Intensive multifactorial treatment and cognitive functioning in screen-detected type 2 diabetes--the ADDITION-Netherlands study: a cluster-randomized trial.

AIM

To assess whether an intensive multifactorial treatment can reduce cognitive decrements and cognitive decline in screen-detected type 2 diabetes.

METHODS

The multinational ADDITION-study, a cluster-randomized parallel group trial in patients with screen-detected type 2 diabetes, compared the effectiveness of intensive multifactorial treatment (IT; lifestyle advice and strict regulation of metabolic parameters) with routine care (RC) on cardiovascular outcome. In The Netherlands randomization was stratified according to practice organization. Allocation was concealed from patients. The present study assessed the effect of IT on cognition through two neuropsychological assessments (NPA) on two occasions. The assessments took place three and six years after the start of the intervention. Non-diabetic controls served as reference group. The first NPA was performed in 183 patients (IT: 97; RC: 86) and 69 controls. The second NPA was performed in 135 patients (IT: 71; RC: 64) and 55 controls. Primary outcome was a composite score, including the domains memory, information-processing speed and attention and executive function.
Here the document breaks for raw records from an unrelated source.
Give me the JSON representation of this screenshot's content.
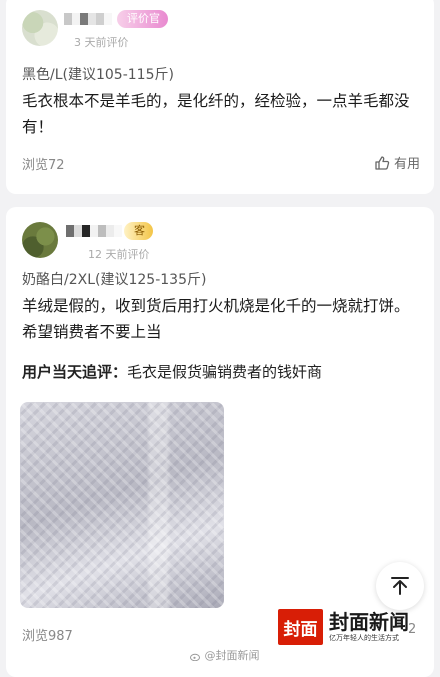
{
  "reviews": [
    {
      "badge": "评价官",
      "time": "3 天前评价",
      "spec": "黑色/L(建议105-115斤)",
      "content": "毛衣根本不是羊毛的，是化纤的，经检验，一点羊毛都没有！",
      "views": "浏览72",
      "helpful": "有用"
    },
    {
      "badge": "客",
      "time": "12 天前评价",
      "spec": "奶酪白/2XL(建议125-135斤)",
      "content": "羊绒是假的，收到货后用打火机烧是化千的一烧就打饼。希望销费者不要上当",
      "followup_label": "用户当天追评：",
      "followup_text": "毛衣是假货骗销费者的钱奸商",
      "views": "浏览987"
    }
  ],
  "logo": {
    "box": "封面",
    "name": "封面新闻",
    "slogan": "亿万年轻人的生活方式"
  },
  "corner_number": "2",
  "watermark": "@封面新闻",
  "icons": [
    "thumbs-up-icon",
    "scroll-to-top-icon",
    "weibo-icon"
  ]
}
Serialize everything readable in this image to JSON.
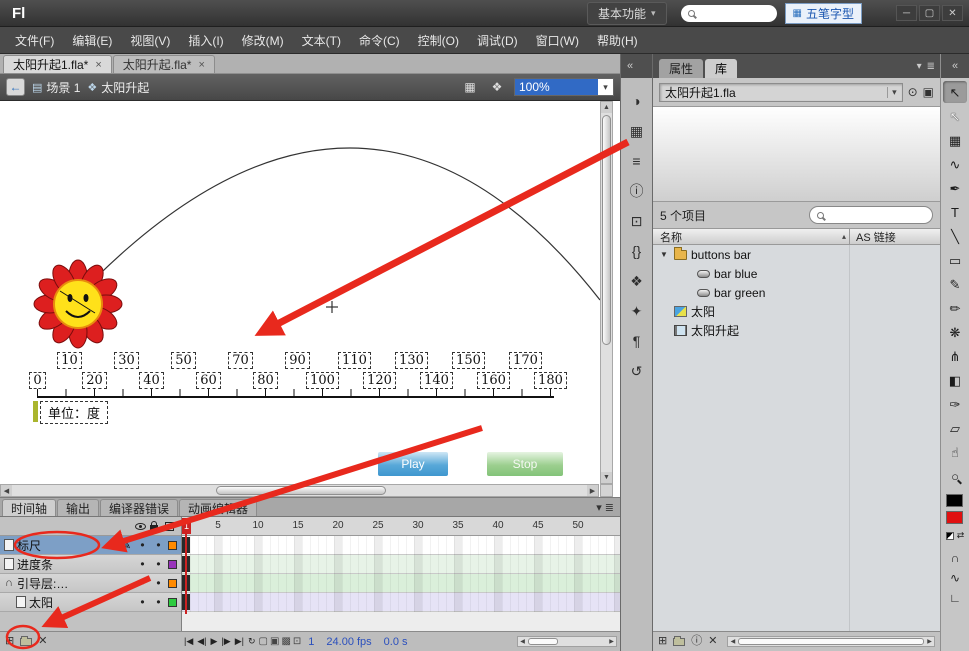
{
  "colors": {
    "annotation": "#e8291d",
    "layer_selection": "#7d9fc6",
    "fill_chip": "#e01010",
    "stroke_chip": "#000000"
  },
  "titlebar": {
    "logo": "Fl",
    "workspace_button": "基本功能",
    "ime_label": "五笔字型",
    "minimize": "─",
    "maximize": "▢",
    "close": "✕"
  },
  "menubar": {
    "items": [
      "文件(F)",
      "编辑(E)",
      "视图(V)",
      "插入(I)",
      "修改(M)",
      "文本(T)",
      "命令(C)",
      "控制(O)",
      "调试(D)",
      "窗口(W)",
      "帮助(H)"
    ]
  },
  "doc_tabs": [
    {
      "label": "太阳升起1.fla*",
      "close": "×",
      "active": true
    },
    {
      "label": "太阳升起.fla*",
      "close": "×",
      "active": false
    }
  ],
  "edit_bar": {
    "scene": "场景 1",
    "symbol": "太阳升起",
    "zoom": "100%"
  },
  "stage": {
    "ruler_top": [
      "10",
      "30",
      "50",
      "70",
      "90",
      "110",
      "130",
      "150",
      "170"
    ],
    "ruler_bottom": [
      "0",
      "20",
      "40",
      "60",
      "80",
      "100",
      "120",
      "140",
      "160",
      "180"
    ],
    "unit_label": "单位：度",
    "play_label": "Play",
    "stop_label": "Stop"
  },
  "panel_strip": {
    "collapse": "«",
    "icons": [
      {
        "name": "color-panel-icon",
        "glyph": "◑"
      },
      {
        "name": "swatches-panel-icon",
        "glyph": "▦"
      },
      {
        "name": "align-panel-icon",
        "glyph": "≡"
      },
      {
        "name": "info-panel-icon",
        "glyph": "ⓘ"
      },
      {
        "name": "transform-panel-icon",
        "glyph": "⊡"
      },
      {
        "name": "code-snippets-panel-icon",
        "glyph": "{}"
      },
      {
        "name": "components-panel-icon",
        "glyph": "❖"
      },
      {
        "name": "motion-presets-panel-icon",
        "glyph": "✦"
      },
      {
        "name": "strings-panel-icon",
        "glyph": "¶"
      },
      {
        "name": "history-panel-icon",
        "glyph": "↺"
      }
    ]
  },
  "library": {
    "tabs": [
      {
        "label": "属性",
        "active": false
      },
      {
        "label": "库",
        "active": true
      }
    ],
    "document_name": "太阳升起1.fla",
    "item_count": "5 个项目",
    "name_column": "名称",
    "linkage_column": "AS 链接",
    "items": [
      {
        "label": "buttons bar",
        "icon": "folder",
        "indent": 0,
        "disclosure": "▼"
      },
      {
        "label": "bar blue",
        "icon": "button",
        "indent": 1,
        "disclosure": ""
      },
      {
        "label": "bar green",
        "icon": "button",
        "indent": 1,
        "disclosure": ""
      },
      {
        "label": "太阳",
        "icon": "graphic",
        "indent": 0,
        "disclosure": ""
      },
      {
        "label": "太阳升起",
        "icon": "clip",
        "indent": 0,
        "disclosure": ""
      }
    ]
  },
  "tools": [
    {
      "name": "selection-tool",
      "glyph": "↖",
      "active": true
    },
    {
      "name": "subselection-tool",
      "glyph": "↖",
      "hollow": true
    },
    {
      "name": "free-transform-tool",
      "glyph": "▦"
    },
    {
      "name": "lasso-tool",
      "glyph": "∿"
    },
    {
      "name": "pen-tool",
      "glyph": "✒"
    },
    {
      "name": "text-tool",
      "glyph": "T"
    },
    {
      "name": "line-tool",
      "glyph": "╲"
    },
    {
      "name": "rectangle-tool",
      "glyph": "▭"
    },
    {
      "name": "pencil-tool",
      "glyph": "✎"
    },
    {
      "name": "brush-tool",
      "glyph": "✏"
    },
    {
      "name": "deco-tool",
      "glyph": "❋"
    },
    {
      "name": "bone-tool",
      "glyph": "⋔"
    },
    {
      "name": "paint-bucket-tool",
      "glyph": "◧"
    },
    {
      "name": "eyedropper-tool",
      "glyph": "✑"
    },
    {
      "name": "eraser-tool",
      "glyph": "▱"
    },
    {
      "name": "hand-tool",
      "glyph": "☝"
    },
    {
      "name": "zoom-tool",
      "glyph": "○"
    }
  ],
  "timeline": {
    "tabs": [
      {
        "label": "时间轴",
        "active": true
      },
      {
        "label": "输出",
        "active": false
      },
      {
        "label": "编译器错误",
        "active": false
      },
      {
        "label": "动画编辑器",
        "active": false
      }
    ],
    "ruler_numbers": [
      "5",
      "10",
      "15",
      "20",
      "25",
      "30",
      "35",
      "40",
      "45",
      "50"
    ],
    "current_frame": "1",
    "layers": [
      {
        "name": "标尺",
        "color": "#ff8a00",
        "selected": true,
        "band": ""
      },
      {
        "name": "进度条",
        "color": "#9933bb",
        "band": "#e7f3e7"
      },
      {
        "name": "引导层:…",
        "color": "#ff8a00",
        "guide": true,
        "band": "#daefda"
      },
      {
        "name": "太阳",
        "color": "#2ecc40",
        "indent": 1,
        "band": "#e6e3f6"
      }
    ],
    "fps": "24.00 fps",
    "time": "0.0 s"
  }
}
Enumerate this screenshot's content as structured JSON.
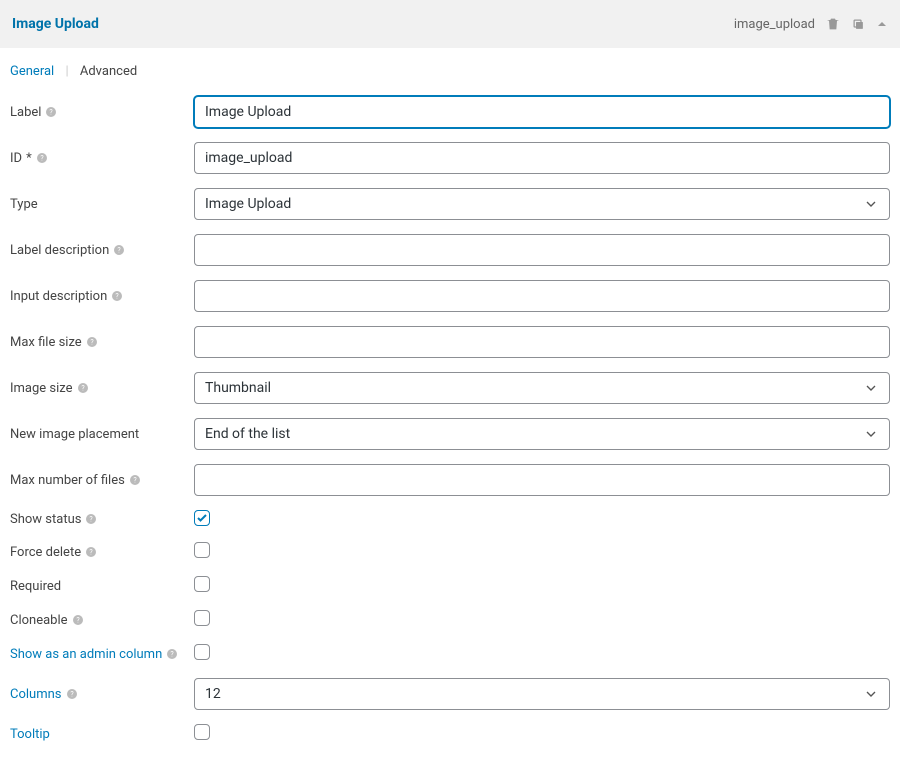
{
  "header": {
    "title": "Image Upload",
    "slug": "image_upload"
  },
  "tabs": {
    "general": "General",
    "advanced": "Advanced"
  },
  "fields": {
    "label": {
      "label": "Label",
      "value": "Image Upload"
    },
    "id": {
      "label": "ID",
      "star": "*",
      "value": "image_upload"
    },
    "type": {
      "label": "Type",
      "value": "Image Upload"
    },
    "label_desc": {
      "label": "Label description",
      "value": ""
    },
    "input_desc": {
      "label": "Input description",
      "value": ""
    },
    "max_file_size": {
      "label": "Max file size",
      "value": ""
    },
    "image_size": {
      "label": "Image size",
      "value": "Thumbnail"
    },
    "new_image_placement": {
      "label": "New image placement",
      "value": "End of the list"
    },
    "max_num_files": {
      "label": "Max number of files",
      "value": ""
    },
    "show_status": {
      "label": "Show status"
    },
    "force_delete": {
      "label": "Force delete"
    },
    "required": {
      "label": "Required"
    },
    "cloneable": {
      "label": "Cloneable"
    },
    "show_admin_col": {
      "label": "Show as an admin column"
    },
    "columns": {
      "label": "Columns",
      "value": "12"
    },
    "tooltip": {
      "label": "Tooltip"
    }
  }
}
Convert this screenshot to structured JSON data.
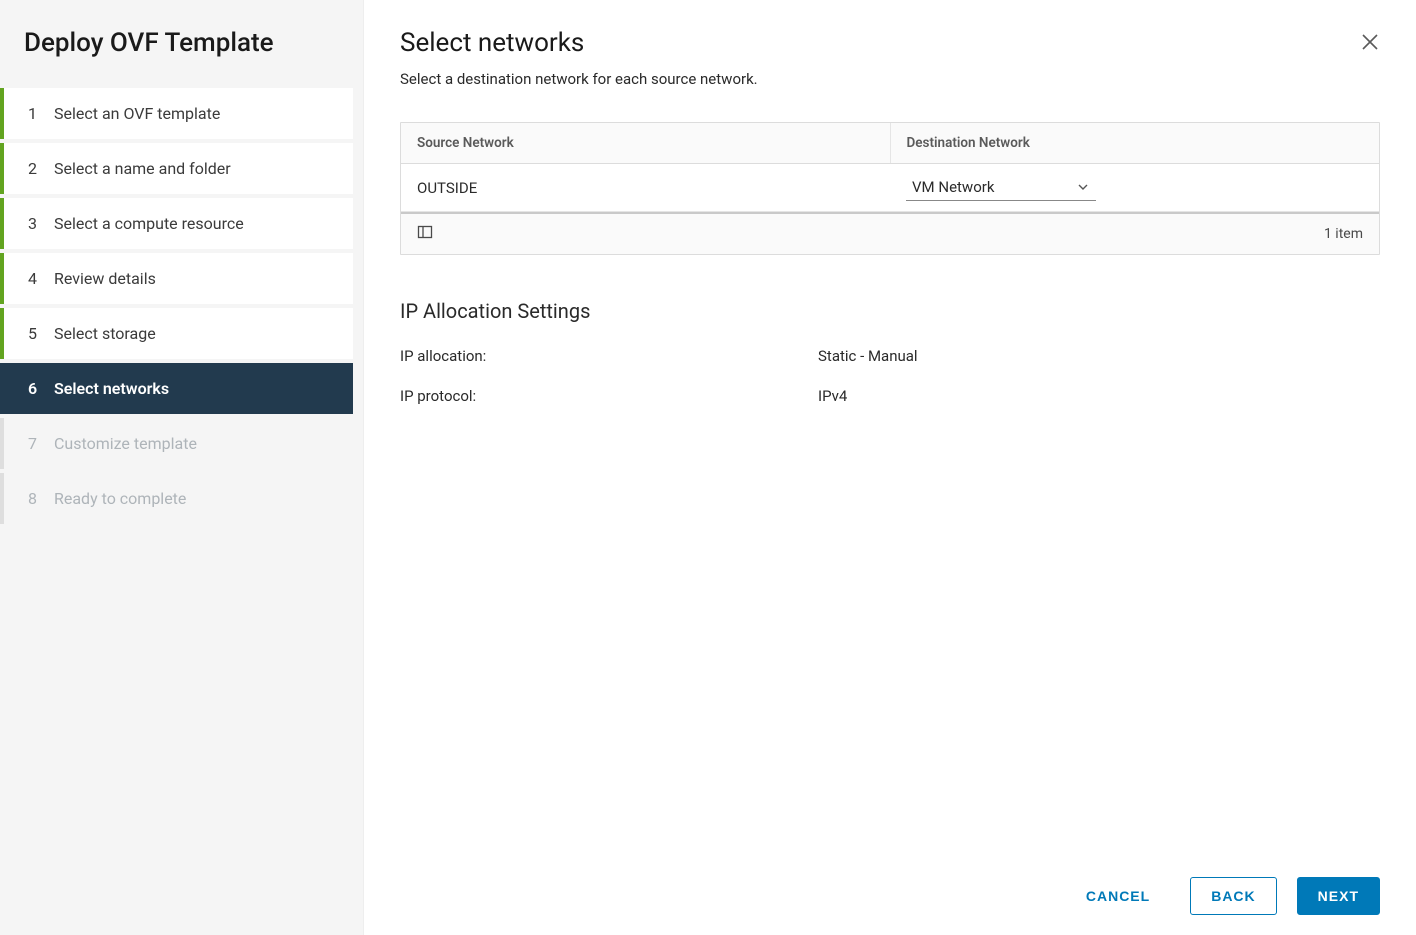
{
  "sidebar": {
    "title": "Deploy OVF Template",
    "steps": [
      {
        "num": "1",
        "label": "Select an OVF template",
        "state": "completed"
      },
      {
        "num": "2",
        "label": "Select a name and folder",
        "state": "completed"
      },
      {
        "num": "3",
        "label": "Select a compute resource",
        "state": "completed"
      },
      {
        "num": "4",
        "label": "Review details",
        "state": "completed"
      },
      {
        "num": "5",
        "label": "Select storage",
        "state": "completed"
      },
      {
        "num": "6",
        "label": "Select networks",
        "state": "active"
      },
      {
        "num": "7",
        "label": "Customize template",
        "state": "disabled"
      },
      {
        "num": "8",
        "label": "Ready to complete",
        "state": "disabled"
      }
    ]
  },
  "main": {
    "title": "Select networks",
    "subtitle": "Select a destination network for each source network.",
    "table": {
      "headers": {
        "source": "Source Network",
        "dest": "Destination Network"
      },
      "row": {
        "source": "OUTSIDE",
        "dest": "VM Network"
      },
      "footer_count": "1 item"
    },
    "ip_section": {
      "title": "IP Allocation Settings",
      "rows": [
        {
          "label": "IP allocation:",
          "value": "Static - Manual"
        },
        {
          "label": "IP protocol:",
          "value": "IPv4"
        }
      ]
    }
  },
  "footer": {
    "cancel": "CANCEL",
    "back": "BACK",
    "next": "NEXT"
  }
}
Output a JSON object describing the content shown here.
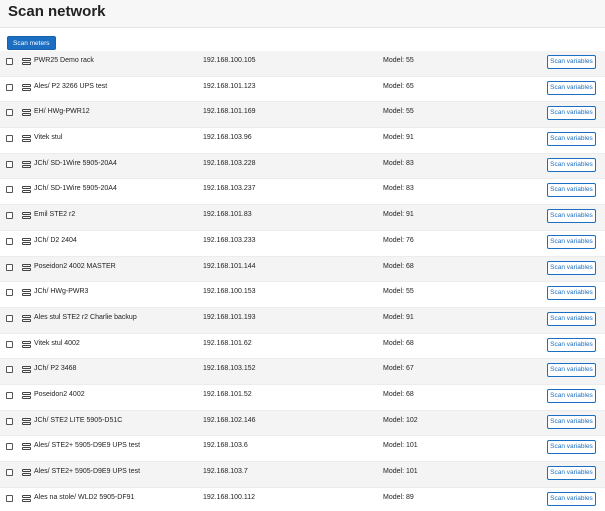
{
  "header": {
    "title": "Scan network"
  },
  "toolbar": {
    "scan_meters_label": "Scan meters"
  },
  "row_action_label": "Scan variables",
  "devices": [
    {
      "name": "PWR25 Demo rack",
      "ip": "192.168.100.105",
      "model": "Model: 55"
    },
    {
      "name": "Ales/ P2 3266 UPS test",
      "ip": "192.168.101.123",
      "model": "Model: 65"
    },
    {
      "name": "EH/ HWg-PWR12",
      "ip": "192.168.101.169",
      "model": "Model: 55"
    },
    {
      "name": "Vitek stul",
      "ip": "192.168.103.96",
      "model": "Model: 91"
    },
    {
      "name": "JCh/ SD-1Wire 5905-20A4",
      "ip": "192.168.103.228",
      "model": "Model: 83"
    },
    {
      "name": "JCh/ SD-1Wire 5905-20A4",
      "ip": "192.168.103.237",
      "model": "Model: 83"
    },
    {
      "name": "Emil STE2 r2",
      "ip": "192.168.101.83",
      "model": "Model: 91"
    },
    {
      "name": "JCh/ D2 2404",
      "ip": "192.168.103.233",
      "model": "Model: 76"
    },
    {
      "name": "Poseidon2 4002 MASTER",
      "ip": "192.168.101.144",
      "model": "Model: 68"
    },
    {
      "name": "JCh/ HWg-PWR3",
      "ip": "192.168.100.153",
      "model": "Model: 55"
    },
    {
      "name": "Ales stul STE2 r2 Charlie backup",
      "ip": "192.168.101.193",
      "model": "Model: 91"
    },
    {
      "name": "Vitek stul 4002",
      "ip": "192.168.101.62",
      "model": "Model: 68"
    },
    {
      "name": "JCh/ P2 3468",
      "ip": "192.168.103.152",
      "model": "Model: 67"
    },
    {
      "name": "Poseidon2 4002",
      "ip": "192.168.101.52",
      "model": "Model: 68"
    },
    {
      "name": "JCh/ STE2 LITE 5905-D51C",
      "ip": "192.168.102.146",
      "model": "Model: 102"
    },
    {
      "name": "Ales/ STE2+ 5905-D9E9 UPS test",
      "ip": "192.168.103.6",
      "model": "Model: 101"
    },
    {
      "name": "Ales/ STE2+ 5905-D9E9 UPS test",
      "ip": "192.168.103.7",
      "model": "Model: 101"
    },
    {
      "name": "Ales na stole/ WLD2 5905-DF91",
      "ip": "192.168.100.112",
      "model": "Model: 89"
    }
  ]
}
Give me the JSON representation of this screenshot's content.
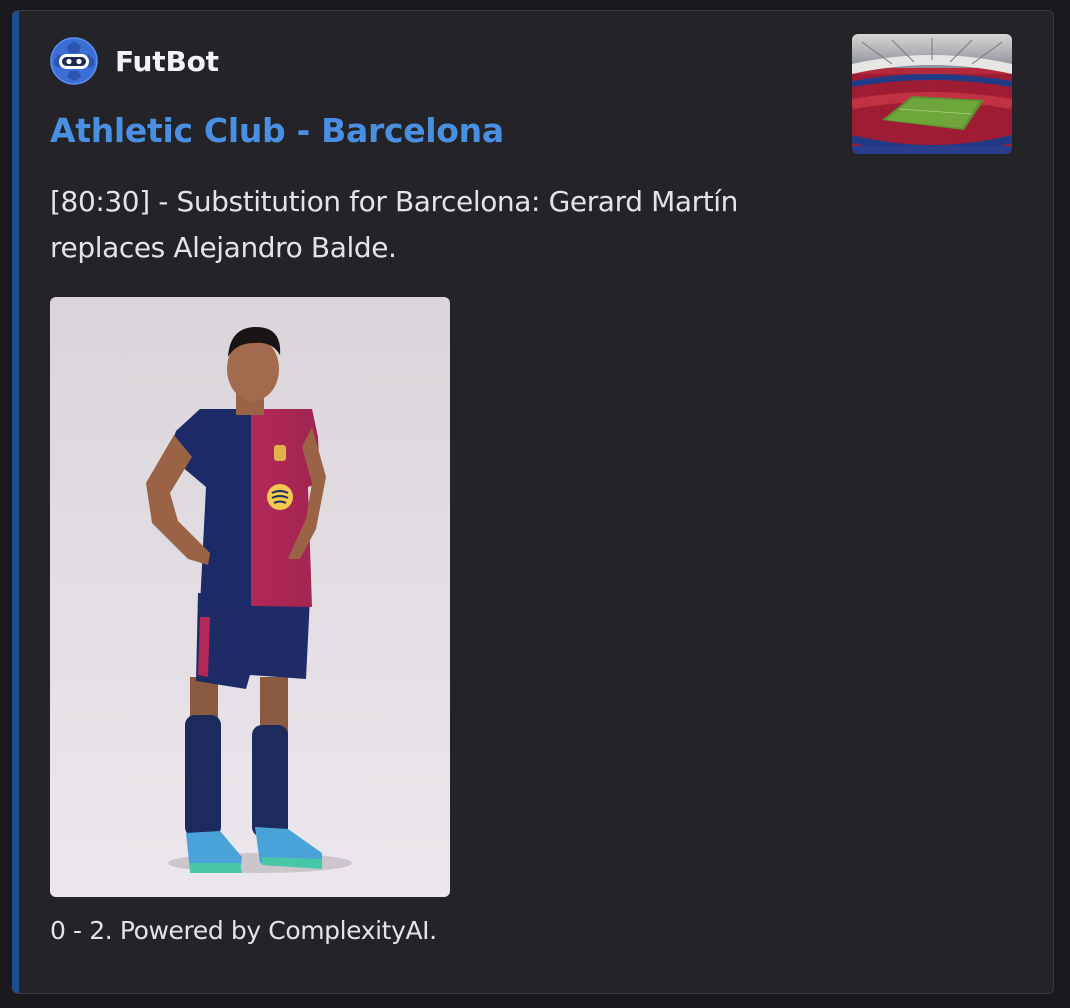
{
  "author": {
    "name": "FutBot",
    "avatar_icon": "robot-ball-icon"
  },
  "embed": {
    "title": "Athletic Club - Barcelona",
    "description": "[80:30] - Substitution for Barcelona: Gerard Martín replaces Alejandro Balde.",
    "footer": "0 - 2. Powered by ComplexityAI.",
    "accent_color": "#1e4e8c",
    "title_color": "#4a90e2"
  },
  "thumbnail": {
    "icon": "stadium-image"
  },
  "image": {
    "icon": "player-photo-image"
  }
}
Comparisons between the treatment groups were performed with multi-level analyses.

RESULTS

The first NPA showed no differences between the treatment groups (mean difference composite z-score: 0.00; 95%-CI -0.16 to 0.16; IT vs RC). Over the next three years cognitive decline in the diabetic groups was within the range of the reference group and did not differ between the treatment arms (difference decline between diabetic groups -0.12; -0.24 to 0.01; IT vs RC).

CONCLUSIONS

Six years of IT in screen-detected type 2 diabetes had no benefit on cognitive functioning over RC.